Carle playing on the right side keeps the puck exposed to the forecheck, and his body completely deleted between the attacker and the lane to the net/slot. And because all of our defensemen are left-handed, we witness that each time our blue liners are trying to move the puck forward from their "off" hand-side of the defensive zone.
Also, a left-handed defenseman playing the right side can have incredible difficulty chasing the puck on dump-ins or carrying the puck out from behind his net because his back is exposed to center ice.
Josh Gorges is another lefty blue liner who tackled the pressures of playing the "off" hand-side --
“I still don't know that I feel comfortable,” Gorges said. “I'm still learning. I mean, I played on the left for 21 years. It's really amazing how 35 feet to the other side can change your whole outlook on the game. Everything kind of seems to happen on fast-forward.”
Looking back, this could all be an argument to re-sign Matt Carle.
Hear me out...
Matty is a lefty d-man who primarily plays the right side. Does he turn the puck over? Yes. In fact, that's his biggest issue. He turns the puck over at the most unfortunate times in the game. Like in the video I previously posted, his screw-up would have cost the Flyers the third point in OT.
Shit, we've seen Carle give the game away....

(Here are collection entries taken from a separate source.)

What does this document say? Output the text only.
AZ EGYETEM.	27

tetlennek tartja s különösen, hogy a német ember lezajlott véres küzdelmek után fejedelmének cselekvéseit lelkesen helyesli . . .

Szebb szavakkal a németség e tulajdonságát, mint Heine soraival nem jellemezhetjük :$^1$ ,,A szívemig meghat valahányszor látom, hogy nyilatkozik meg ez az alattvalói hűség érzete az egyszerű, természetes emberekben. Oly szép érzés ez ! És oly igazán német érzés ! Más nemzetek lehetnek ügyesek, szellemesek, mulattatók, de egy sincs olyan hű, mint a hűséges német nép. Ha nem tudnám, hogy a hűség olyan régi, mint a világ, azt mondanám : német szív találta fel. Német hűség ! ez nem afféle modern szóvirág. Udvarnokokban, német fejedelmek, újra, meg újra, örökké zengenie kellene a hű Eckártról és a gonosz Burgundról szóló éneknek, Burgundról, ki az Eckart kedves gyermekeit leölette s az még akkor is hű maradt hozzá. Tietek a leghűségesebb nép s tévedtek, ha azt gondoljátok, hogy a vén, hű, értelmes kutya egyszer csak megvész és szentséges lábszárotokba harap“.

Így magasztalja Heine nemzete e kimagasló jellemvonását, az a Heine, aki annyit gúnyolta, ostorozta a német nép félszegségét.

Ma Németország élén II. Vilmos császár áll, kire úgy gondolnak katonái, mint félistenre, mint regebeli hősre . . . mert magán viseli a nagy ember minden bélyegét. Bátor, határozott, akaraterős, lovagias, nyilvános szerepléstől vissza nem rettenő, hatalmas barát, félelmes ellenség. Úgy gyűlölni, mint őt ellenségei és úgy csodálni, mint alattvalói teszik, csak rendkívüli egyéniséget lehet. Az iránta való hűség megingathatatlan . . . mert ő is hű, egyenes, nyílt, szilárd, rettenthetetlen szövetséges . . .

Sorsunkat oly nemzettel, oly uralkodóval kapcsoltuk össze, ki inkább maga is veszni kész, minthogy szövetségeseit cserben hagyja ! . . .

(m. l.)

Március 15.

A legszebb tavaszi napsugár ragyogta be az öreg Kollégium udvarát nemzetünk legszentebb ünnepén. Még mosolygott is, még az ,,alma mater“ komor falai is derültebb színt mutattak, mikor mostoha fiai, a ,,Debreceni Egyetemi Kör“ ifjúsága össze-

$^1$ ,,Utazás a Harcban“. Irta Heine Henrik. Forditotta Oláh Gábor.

But despite the troubles of a left-handed blue liner positioned on his weakside, Matt Carle's usefulness is spread universally in all game situations. He plays 5-on-5 and on both PP & PK special teams. Carle's gone three consecutive regular seasons playing 80+ games, and all 82 in 2010-11, 2011-12. So he's incredibly durable which is a rarity among professional sports players these days.
And Matt is simply one of the better defensemen in the League when it comes to defensive zone breakouts. If he were moved leftward to make way for a right-handed linemate then his turnovers could be cut in half, and we could potentially have our #1 & 2 defensemen.
Perhaps this strategy is all part of Paul Holmgren's plan already? After all, Dustin Leed from The Hockey Guys spoke with both Carle and his agent, Kurt Overhardt, and reported that Matt Carle's deal with the Philadelphia Flyers is expected to be announced on July 1.
So who's the mystery righty defenseman?
Matthew Brigidi from The Checking Line put a solid article and list together of possible UFA right-handed defensemen, stating Dennis Wideman's is likely the most attractive right-handed UFA option .... He is a capable puck-moving defenseman who plays big minutes as well as in all situations. The issue rises that he isn’t strong in the defensive zone, isn’t as physical as he should be and turns the puck over a lot.
The free agency pool is shallow, so the ripe pickings will more than likely be acquired through trades this off-season. Of course, (D) right-shot Shea Weber's name has popped up once or twice...
...understatement of the year.
Toronto d-man, Luke Schenn, is another right-handed skater speculated to be major trade bait throughout the Summer months.
One thing's for sure -- It's gonna be interesting.